A partir da Conferência de Viena, realizada no ano de 1993 pela Organização
das Nações Unidas, instaurou-se a “Década Internacional da Educação em Direitos
Humanos”, fomentando que todos os países membros organizassem processos
educacionais para promoção da compreensão dos direitos fundamentais do ser
humano como forma eficiente no enfrentamento aos abusos e violações de “direitos
civis e políticos, econômicos, sociais, culturais e ambientais, bem como no combate
à intolerância étnico racial, religiosa, cultural, geracional, territorial, físico-individual,
de gênero, de orientação sexual, de nacionalidade, de opção política” etc. (FORTES,
2010, Apresentação).
Então, no Brasil, criou-se o Programa Nacional de Direitos Humanos, no ano de
1996, apresentando uma segunda versão no ano de 2002 e uma terceira no ano de 2009.
A partir do Programa Nacional, houve mobilização para a realização de um plano de
ação, o qual consistuiu posteriormente o Plano Nacional de Educação em Direitos
Humanos, que atualmente se encontra conjecturado em sua segunda versão e dispõe de
diretrizes e princípios gerais que estabelecem ações programáticas a serem alcançadas
em cinco eixos ou áreas, a saber: educação básica, educação superior, educação não
formal, educação dos profissionais dos sistemas de justiça e segurança e educação e
mídia (BRASIL, Plano Nacional de Educação em Direitos Humanos, 2009).
O Plano Nacional de Educação em Direitos Humanos (PNEDH) representa o
compromisso do Estado com a concretização dos direitos humanos, tendo como princípio
a afirmação dos direitos humanos como universais, indivisíveis e interdependentes,
buscando, consequentemente, a promoção da igualdade de oportunidades e da
equidade no que diz respeito à diversidade e, principalmente, na consolidação de uma
cultura democrática e cidadã.
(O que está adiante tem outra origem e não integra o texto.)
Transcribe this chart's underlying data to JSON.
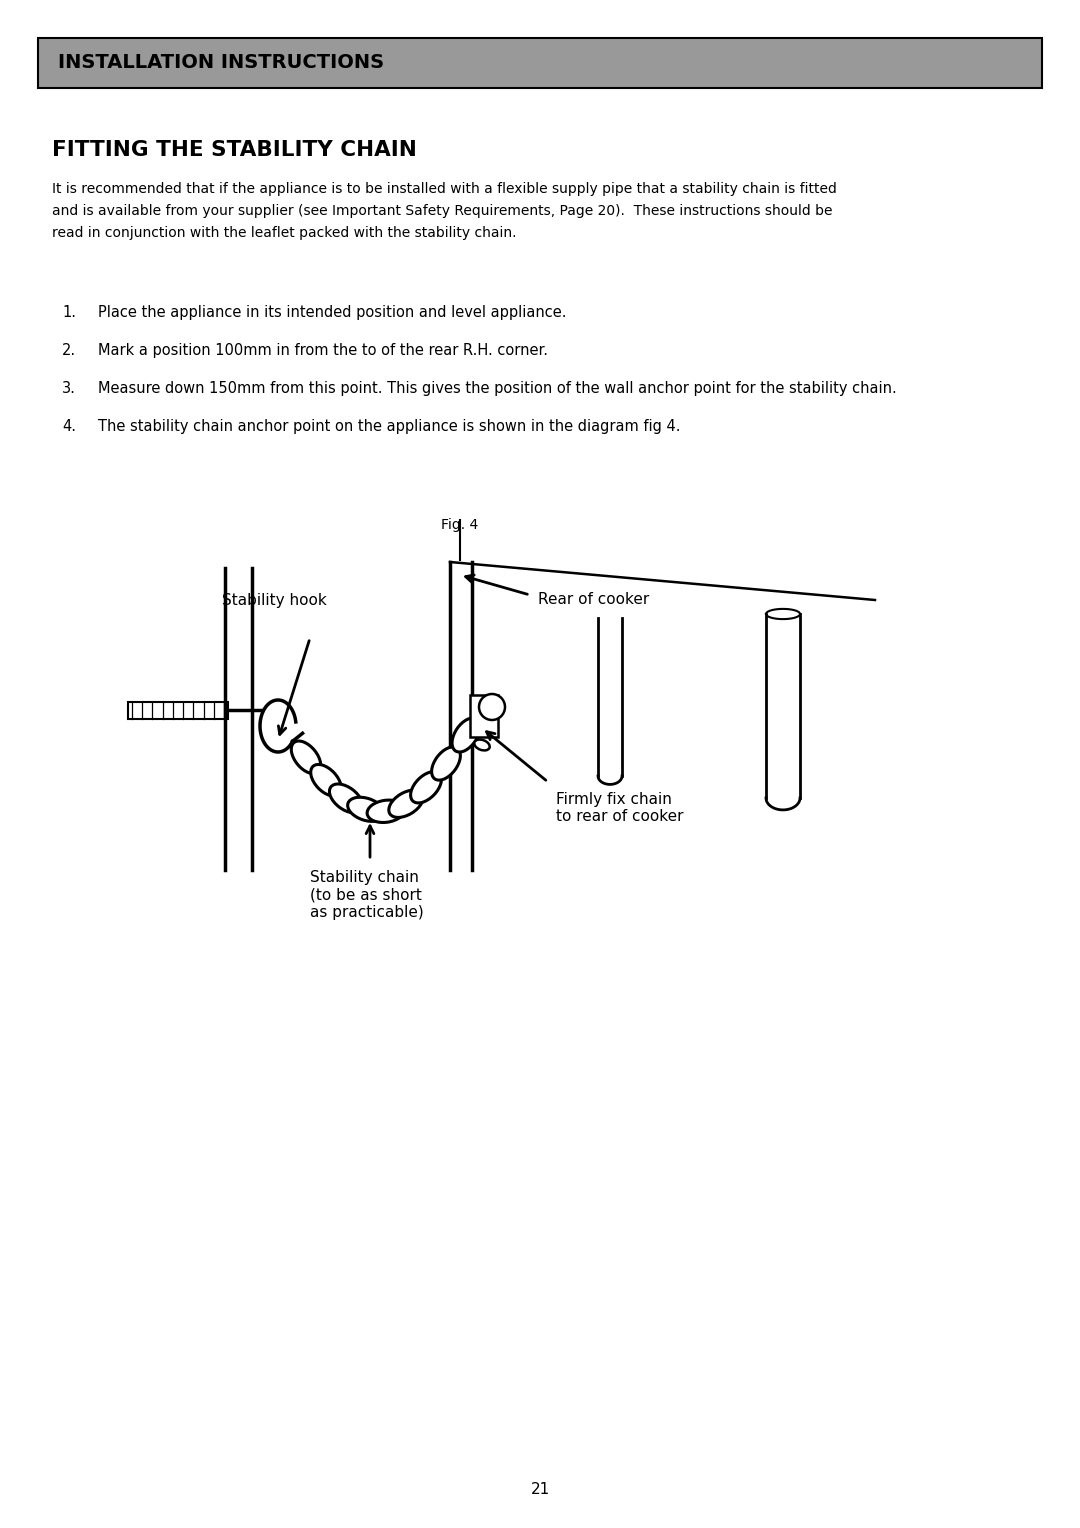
{
  "title_box_text": "INSTALLATION INSTRUCTIONS",
  "title_box_bg": "#999999",
  "title_box_text_color": "#000000",
  "section_title": "FITTING THE STABILITY CHAIN",
  "body_line1": "It is recommended that if the appliance is to be installed with a flexible supply pipe that a stability chain is fitted",
  "body_line2": "and is available from your supplier (see Important Safety Requirements, Page 20).  These instructions should be",
  "body_line3": "read in conjunction with the leaflet packed with the stability chain.",
  "steps": [
    "Place the appliance in its intended position and level appliance.",
    "Mark a position 100mm in from the to of the rear R.H. corner.",
    "Measure down 150mm from this point. This gives the position of the wall anchor point for the stability chain.",
    "The stability chain anchor point on the appliance is shown in the diagram fig 4."
  ],
  "fig_label": "Fig. 4",
  "label_stability_hook": "Stability hook",
  "label_rear_cooker": "Rear of cooker",
  "label_stability_chain": "Stability chain\n(to be as short\nas practicable)",
  "label_firmly_fix": "Firmly fix chain\nto rear of cooker",
  "page_number": "21",
  "bg_color": "#ffffff",
  "text_color": "#000000",
  "line_color": "#000000"
}
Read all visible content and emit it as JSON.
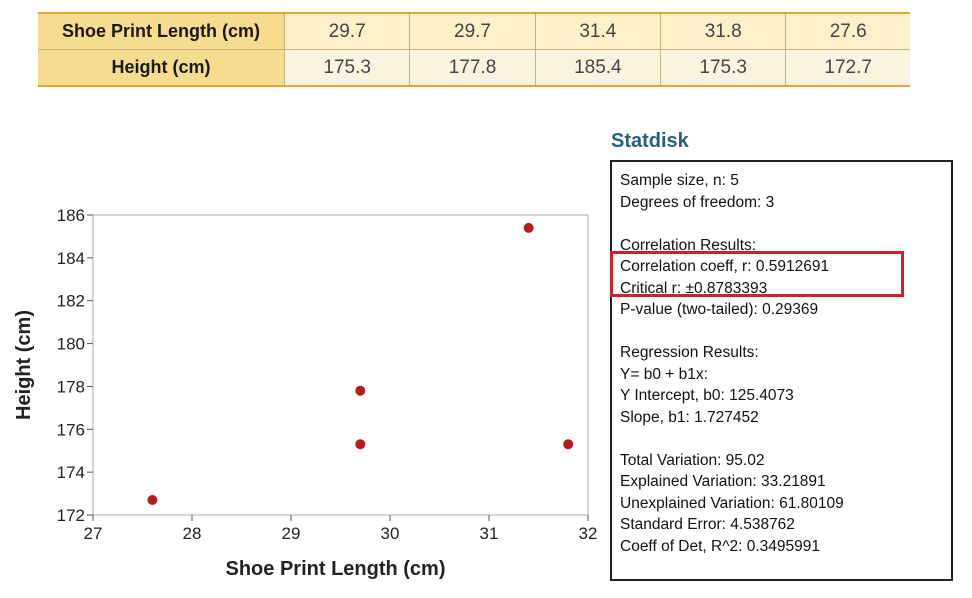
{
  "table": {
    "rows": [
      {
        "label": "Shoe Print Length (cm)",
        "values": [
          "29.7",
          "29.7",
          "31.4",
          "31.8",
          "27.6"
        ]
      },
      {
        "label": "Height (cm)",
        "values": [
          "175.3",
          "177.8",
          "185.4",
          "175.3",
          "172.7"
        ]
      }
    ]
  },
  "chart_data": {
    "type": "scatter",
    "xlabel": "Shoe Print Length (cm)",
    "ylabel": "Height (cm)",
    "xlim": [
      27,
      32
    ],
    "ylim": [
      172,
      186
    ],
    "xticks": [
      27,
      28,
      29,
      30,
      31,
      32
    ],
    "yticks": [
      172,
      174,
      176,
      178,
      180,
      182,
      184,
      186
    ],
    "grid": false,
    "marker_color": "#b51c1c",
    "points": [
      {
        "x": 29.7,
        "y": 175.3
      },
      {
        "x": 29.7,
        "y": 177.8
      },
      {
        "x": 31.4,
        "y": 185.4
      },
      {
        "x": 31.8,
        "y": 175.3
      },
      {
        "x": 27.6,
        "y": 172.7
      }
    ]
  },
  "statdisk": {
    "title": "Statdisk",
    "lines": [
      "Sample size, n: 5",
      "Degrees of freedom: 3",
      "",
      "Correlation Results:",
      "Correlation coeff, r: 0.5912691",
      "Critical r: ±0.8783393",
      "P-value (two-tailed): 0.29369",
      "",
      "Regression Results:",
      "Y= b0 + b1x:",
      "Y Intercept, b0: 125.4073",
      "Slope, b1: 1.727452",
      "",
      "Total Variation: 95.02",
      "Explained Variation: 33.21891",
      "Unexplained Variation: 61.80109",
      "Standard Error: 4.538762",
      "Coeff of Det, R^2: 0.3495991"
    ],
    "highlight_color": "#d0202a"
  }
}
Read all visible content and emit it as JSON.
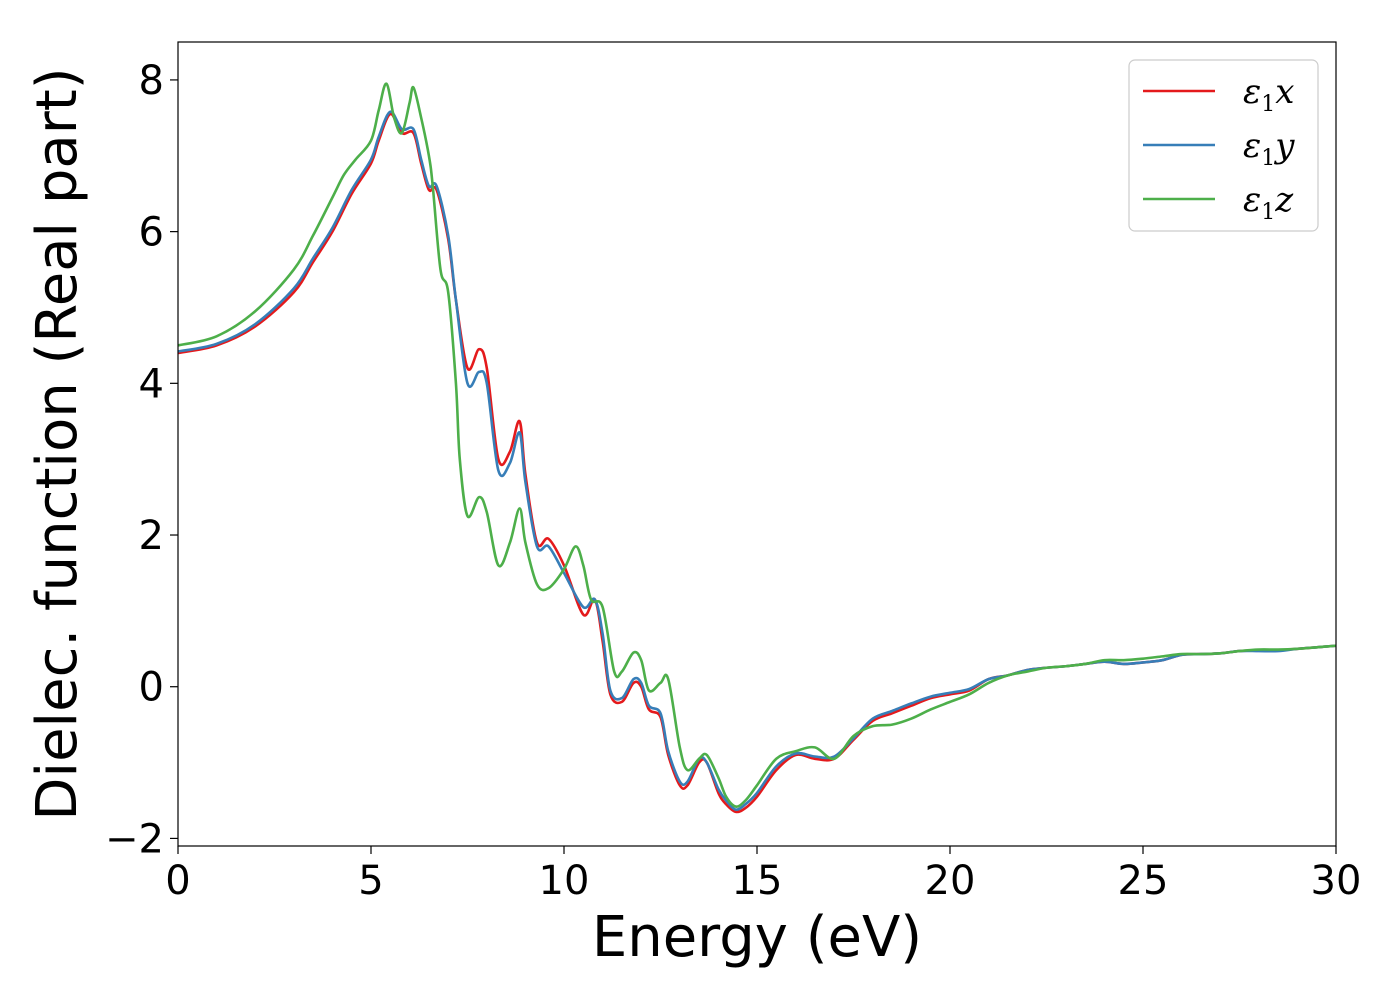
{
  "chart_data": {
    "type": "line",
    "title": "",
    "xlabel": "Energy (eV)",
    "ylabel": "Dielec. function (Real part)",
    "xlim": [
      0,
      30
    ],
    "ylim": [
      -2.1,
      8.5
    ],
    "xticks": [
      0,
      5,
      10,
      15,
      20,
      25,
      30
    ],
    "yticks": [
      -2,
      0,
      2,
      4,
      6,
      8
    ],
    "xtick_labels": [
      "0",
      "5",
      "10",
      "15",
      "20",
      "25",
      "30"
    ],
    "ytick_labels": [
      "−2",
      "0",
      "2",
      "4",
      "6",
      "8"
    ],
    "grid": false,
    "legend_position": "top-right",
    "series": [
      {
        "name": "ε1x",
        "legend_base": "ε",
        "legend_sub": "1",
        "legend_var": "x",
        "color": "#e41a1c",
        "x": [
          0,
          1,
          2,
          3,
          3.5,
          4,
          4.5,
          5,
          5.2,
          5.5,
          5.8,
          6.1,
          6.3,
          6.5,
          6.7,
          7.0,
          7.2,
          7.5,
          7.8,
          8.0,
          8.3,
          8.6,
          8.85,
          9.0,
          9.3,
          9.6,
          10.0,
          10.5,
          10.8,
          11.0,
          11.2,
          11.5,
          11.8,
          12.0,
          12.2,
          12.5,
          12.7,
          13.0,
          13.2,
          13.5,
          13.7,
          14.0,
          14.2,
          14.45,
          14.7,
          15.0,
          15.5,
          16.0,
          16.5,
          17.0,
          17.5,
          18.0,
          18.5,
          19.0,
          19.5,
          20.0,
          20.5,
          21.0,
          21.5,
          22.0,
          22.5,
          23.0,
          23.5,
          24.0,
          24.5,
          25.0,
          25.5,
          26.0,
          26.5,
          27.0,
          27.5,
          28.0,
          28.5,
          29.0,
          29.5,
          30.0
        ],
        "y": [
          4.4,
          4.5,
          4.75,
          5.2,
          5.6,
          6.0,
          6.5,
          6.9,
          7.2,
          7.55,
          7.3,
          7.3,
          6.9,
          6.55,
          6.55,
          5.9,
          5.1,
          4.2,
          4.45,
          4.2,
          3.0,
          3.1,
          3.5,
          2.8,
          1.9,
          1.95,
          1.6,
          0.95,
          1.15,
          0.6,
          -0.1,
          -0.2,
          0.05,
          0.0,
          -0.3,
          -0.4,
          -0.9,
          -1.3,
          -1.3,
          -1.0,
          -1.0,
          -1.4,
          -1.55,
          -1.65,
          -1.6,
          -1.45,
          -1.1,
          -0.9,
          -0.95,
          -0.95,
          -0.7,
          -0.45,
          -0.35,
          -0.25,
          -0.15,
          -0.1,
          -0.05,
          0.1,
          0.15,
          0.22,
          0.25,
          0.27,
          0.3,
          0.33,
          0.3,
          0.32,
          0.35,
          0.42,
          0.43,
          0.44,
          0.47,
          0.48,
          0.48,
          0.5,
          0.52,
          0.54
        ]
      },
      {
        "name": "ε1y",
        "legend_base": "ε",
        "legend_sub": "1",
        "legend_var": "y",
        "color": "#377eb8",
        "x": [
          0,
          1,
          2,
          3,
          3.5,
          4,
          4.5,
          5,
          5.2,
          5.5,
          5.8,
          6.1,
          6.3,
          6.5,
          6.7,
          7.0,
          7.2,
          7.5,
          7.8,
          8.0,
          8.3,
          8.6,
          8.85,
          9.0,
          9.3,
          9.6,
          10.0,
          10.5,
          10.8,
          11.0,
          11.2,
          11.5,
          11.8,
          12.0,
          12.2,
          12.5,
          12.7,
          13.0,
          13.2,
          13.5,
          13.7,
          14.0,
          14.2,
          14.45,
          14.7,
          15.0,
          15.5,
          16.0,
          16.5,
          17.0,
          17.5,
          18.0,
          18.5,
          19.0,
          19.5,
          20.0,
          20.5,
          21.0,
          21.5,
          22.0,
          22.5,
          23.0,
          23.5,
          24.0,
          24.5,
          25.0,
          25.5,
          26.0,
          26.5,
          27.0,
          27.5,
          28.0,
          28.5,
          29.0,
          29.5,
          30.0
        ],
        "y": [
          4.42,
          4.52,
          4.78,
          5.25,
          5.65,
          6.05,
          6.55,
          6.95,
          7.25,
          7.58,
          7.35,
          7.35,
          6.95,
          6.6,
          6.6,
          5.95,
          5.1,
          4.0,
          4.15,
          4.0,
          2.85,
          2.95,
          3.35,
          2.7,
          1.85,
          1.85,
          1.5,
          1.05,
          1.15,
          0.7,
          -0.05,
          -0.15,
          0.1,
          0.05,
          -0.25,
          -0.35,
          -0.85,
          -1.25,
          -1.25,
          -0.95,
          -1.0,
          -1.35,
          -1.5,
          -1.62,
          -1.55,
          -1.4,
          -1.05,
          -0.88,
          -0.92,
          -0.92,
          -0.68,
          -0.42,
          -0.32,
          -0.22,
          -0.13,
          -0.08,
          -0.03,
          0.1,
          0.15,
          0.22,
          0.25,
          0.27,
          0.3,
          0.33,
          0.3,
          0.32,
          0.35,
          0.42,
          0.43,
          0.44,
          0.47,
          0.47,
          0.47,
          0.5,
          0.52,
          0.54
        ]
      },
      {
        "name": "ε1z",
        "legend_base": "ε",
        "legend_sub": "1",
        "legend_var": "z",
        "color": "#4daf4a",
        "x": [
          0,
          1,
          2,
          3,
          3.5,
          4,
          4.3,
          4.6,
          5.0,
          5.2,
          5.4,
          5.6,
          5.8,
          6.0,
          6.1,
          6.3,
          6.5,
          6.6,
          6.8,
          7.0,
          7.2,
          7.3,
          7.5,
          7.8,
          8.0,
          8.3,
          8.6,
          8.85,
          9.0,
          9.3,
          9.6,
          10.0,
          10.3,
          10.5,
          10.7,
          11.0,
          11.3,
          11.5,
          11.8,
          12.0,
          12.2,
          12.5,
          12.7,
          13.0,
          13.2,
          13.5,
          13.7,
          14.0,
          14.2,
          14.45,
          14.7,
          15.0,
          15.5,
          16.0,
          16.5,
          17.0,
          17.5,
          18.0,
          18.5,
          19.0,
          19.5,
          20.0,
          20.5,
          21.0,
          21.5,
          22.0,
          22.5,
          23.0,
          23.5,
          24.0,
          24.5,
          25.0,
          25.5,
          26.0,
          26.5,
          27.0,
          27.5,
          28.0,
          28.5,
          29.0,
          29.5,
          30.0
        ],
        "y": [
          4.5,
          4.62,
          4.95,
          5.5,
          5.95,
          6.45,
          6.75,
          6.95,
          7.2,
          7.6,
          7.95,
          7.5,
          7.3,
          7.7,
          7.9,
          7.5,
          7.0,
          6.6,
          5.5,
          5.2,
          4.0,
          3.0,
          2.25,
          2.5,
          2.3,
          1.6,
          1.9,
          2.35,
          1.9,
          1.35,
          1.3,
          1.55,
          1.85,
          1.6,
          1.15,
          1.05,
          0.2,
          0.2,
          0.45,
          0.35,
          -0.05,
          0.05,
          0.1,
          -0.8,
          -1.1,
          -0.95,
          -0.9,
          -1.2,
          -1.45,
          -1.58,
          -1.5,
          -1.3,
          -0.95,
          -0.85,
          -0.8,
          -0.95,
          -0.65,
          -0.52,
          -0.5,
          -0.42,
          -0.3,
          -0.2,
          -0.1,
          0.05,
          0.15,
          0.2,
          0.25,
          0.27,
          0.3,
          0.35,
          0.35,
          0.37,
          0.4,
          0.43,
          0.43,
          0.44,
          0.47,
          0.49,
          0.49,
          0.5,
          0.52,
          0.54
        ]
      }
    ]
  }
}
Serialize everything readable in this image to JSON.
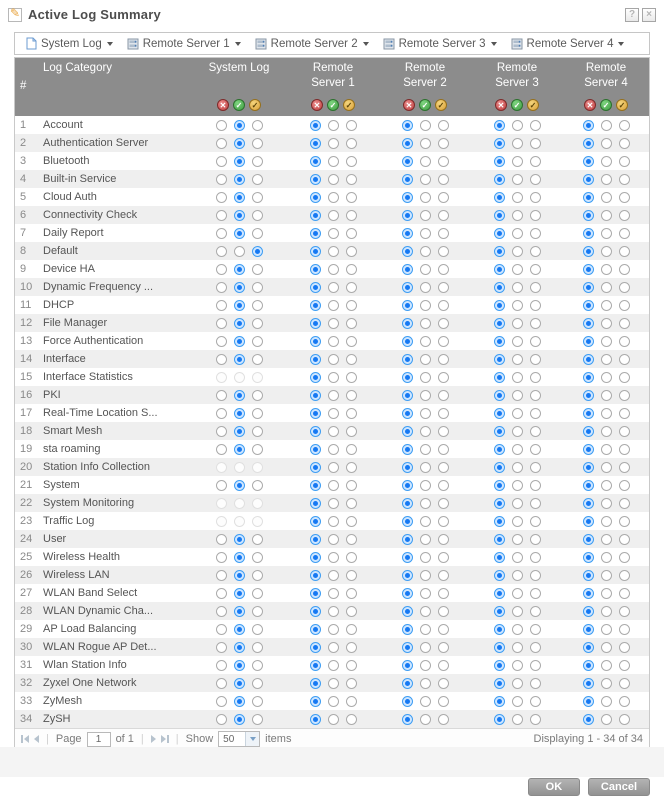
{
  "window": {
    "title": "Active Log Summary",
    "help_label": "?",
    "close_label": "×"
  },
  "colors": {
    "header_bg": "#8c8c8c",
    "row_alt": "#efefef",
    "accent_blue": "#3d9df3",
    "disable_red": "#bf4040",
    "enable_green": "#3f9e41",
    "debug_yellow": "#dba23a",
    "button_gray": "#9a9a9a"
  },
  "toolbar": {
    "buttons": [
      {
        "label": "System Log",
        "icon": "file-icon"
      },
      {
        "label": "Remote Server 1",
        "icon": "server-icon"
      },
      {
        "label": "Remote Server 2",
        "icon": "server-icon"
      },
      {
        "label": "Remote Server 3",
        "icon": "server-icon"
      },
      {
        "label": "Remote Server 4",
        "icon": "server-icon"
      }
    ]
  },
  "table": {
    "header": {
      "num": "#",
      "category": "Log Category",
      "columns": [
        [
          "System Log"
        ],
        [
          "Remote",
          "Server 1"
        ],
        [
          "Remote",
          "Server 2"
        ],
        [
          "Remote",
          "Server 3"
        ],
        [
          "Remote",
          "Server 4"
        ]
      ],
      "legend_meaning": [
        "disable",
        "enable",
        "debug"
      ]
    },
    "rows": [
      {
        "num": "1",
        "label": "Account",
        "sel": [
          1,
          0,
          0,
          0,
          0
        ]
      },
      {
        "num": "2",
        "label": "Authentication Server",
        "sel": [
          1,
          0,
          0,
          0,
          0
        ]
      },
      {
        "num": "3",
        "label": "Bluetooth",
        "sel": [
          1,
          0,
          0,
          0,
          0
        ]
      },
      {
        "num": "4",
        "label": "Built-in Service",
        "sel": [
          1,
          0,
          0,
          0,
          0
        ]
      },
      {
        "num": "5",
        "label": "Cloud Auth",
        "sel": [
          1,
          0,
          0,
          0,
          0
        ]
      },
      {
        "num": "6",
        "label": "Connectivity Check",
        "sel": [
          1,
          0,
          0,
          0,
          0
        ]
      },
      {
        "num": "7",
        "label": "Daily Report",
        "sel": [
          1,
          0,
          0,
          0,
          0
        ]
      },
      {
        "num": "8",
        "label": "Default",
        "sel": [
          2,
          0,
          0,
          0,
          0
        ]
      },
      {
        "num": "9",
        "label": "Device HA",
        "sel": [
          1,
          0,
          0,
          0,
          0
        ]
      },
      {
        "num": "10",
        "label": "Dynamic Frequency ...",
        "sel": [
          1,
          0,
          0,
          0,
          0
        ]
      },
      {
        "num": "11",
        "label": "DHCP",
        "sel": [
          1,
          0,
          0,
          0,
          0
        ]
      },
      {
        "num": "12",
        "label": "File Manager",
        "sel": [
          1,
          0,
          0,
          0,
          0
        ]
      },
      {
        "num": "13",
        "label": "Force Authentication",
        "sel": [
          1,
          0,
          0,
          0,
          0
        ]
      },
      {
        "num": "14",
        "label": "Interface",
        "sel": [
          1,
          0,
          0,
          0,
          0
        ]
      },
      {
        "num": "15",
        "label": "Interface Statistics",
        "sel": [
          -1,
          0,
          0,
          0,
          0
        ]
      },
      {
        "num": "16",
        "label": "PKI",
        "sel": [
          1,
          0,
          0,
          0,
          0
        ]
      },
      {
        "num": "17",
        "label": "Real-Time Location S...",
        "sel": [
          1,
          0,
          0,
          0,
          0
        ]
      },
      {
        "num": "18",
        "label": "Smart Mesh",
        "sel": [
          1,
          0,
          0,
          0,
          0
        ]
      },
      {
        "num": "19",
        "label": "sta roaming",
        "sel": [
          1,
          0,
          0,
          0,
          0
        ]
      },
      {
        "num": "20",
        "label": "Station Info Collection",
        "sel": [
          -1,
          0,
          0,
          0,
          0
        ]
      },
      {
        "num": "21",
        "label": "System",
        "sel": [
          1,
          0,
          0,
          0,
          0
        ]
      },
      {
        "num": "22",
        "label": "System Monitoring",
        "sel": [
          -1,
          0,
          0,
          0,
          0
        ]
      },
      {
        "num": "23",
        "label": "Traffic Log",
        "sel": [
          -1,
          0,
          0,
          0,
          0
        ]
      },
      {
        "num": "24",
        "label": "User",
        "sel": [
          1,
          0,
          0,
          0,
          0
        ]
      },
      {
        "num": "25",
        "label": "Wireless Health",
        "sel": [
          1,
          0,
          0,
          0,
          0
        ]
      },
      {
        "num": "26",
        "label": "Wireless LAN",
        "sel": [
          1,
          0,
          0,
          0,
          0
        ]
      },
      {
        "num": "27",
        "label": "WLAN Band Select",
        "sel": [
          1,
          0,
          0,
          0,
          0
        ]
      },
      {
        "num": "28",
        "label": "WLAN Dynamic Cha...",
        "sel": [
          1,
          0,
          0,
          0,
          0
        ]
      },
      {
        "num": "29",
        "label": "AP Load Balancing",
        "sel": [
          1,
          0,
          0,
          0,
          0
        ]
      },
      {
        "num": "30",
        "label": "WLAN Rogue AP Det...",
        "sel": [
          1,
          0,
          0,
          0,
          0
        ]
      },
      {
        "num": "31",
        "label": "Wlan Station Info",
        "sel": [
          1,
          0,
          0,
          0,
          0
        ]
      },
      {
        "num": "32",
        "label": "Zyxel One Network",
        "sel": [
          1,
          0,
          0,
          0,
          0
        ]
      },
      {
        "num": "33",
        "label": "ZyMesh",
        "sel": [
          1,
          0,
          0,
          0,
          0
        ]
      },
      {
        "num": "34",
        "label": "ZySH",
        "sel": [
          1,
          0,
          0,
          0,
          0
        ]
      }
    ]
  },
  "footer": {
    "page_label": "Page",
    "page_value": "1",
    "of_label": "of 1",
    "show_label": "Show",
    "show_value": "50",
    "items_label": "items",
    "displaying": "Displaying 1 - 34 of 34"
  },
  "buttons": {
    "ok": "OK",
    "cancel": "Cancel"
  }
}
Trata-se de uma política pública que visa a aperfeiçoar os
ideais do Estado Democrático de Direito (BRASIL, Plano Nacional de Educação em
Direitos Humanos, 2009).
A educação em direitos humanos pode ser compreendida como:

[...] um processo sistemático e multidimensional que orienta a formação dos sujeitos


de direitos, articulando várias dimensões, como apreensão do conhecimento sobre
Direitos Humanos; a afirmação de valores, atitudes e práticas que expressam
uma cultura de Direitos Humanos; a afirmação de uma consciência cidadã; o
desenvolvimento de processos metodológicos participativos; e o fortalecimento
de práticas individuais e sociais que gerem ações e instrumentos em favor da
promoção e da defesa dos Direitos Humanos (FORTES, Apresentação, 2010).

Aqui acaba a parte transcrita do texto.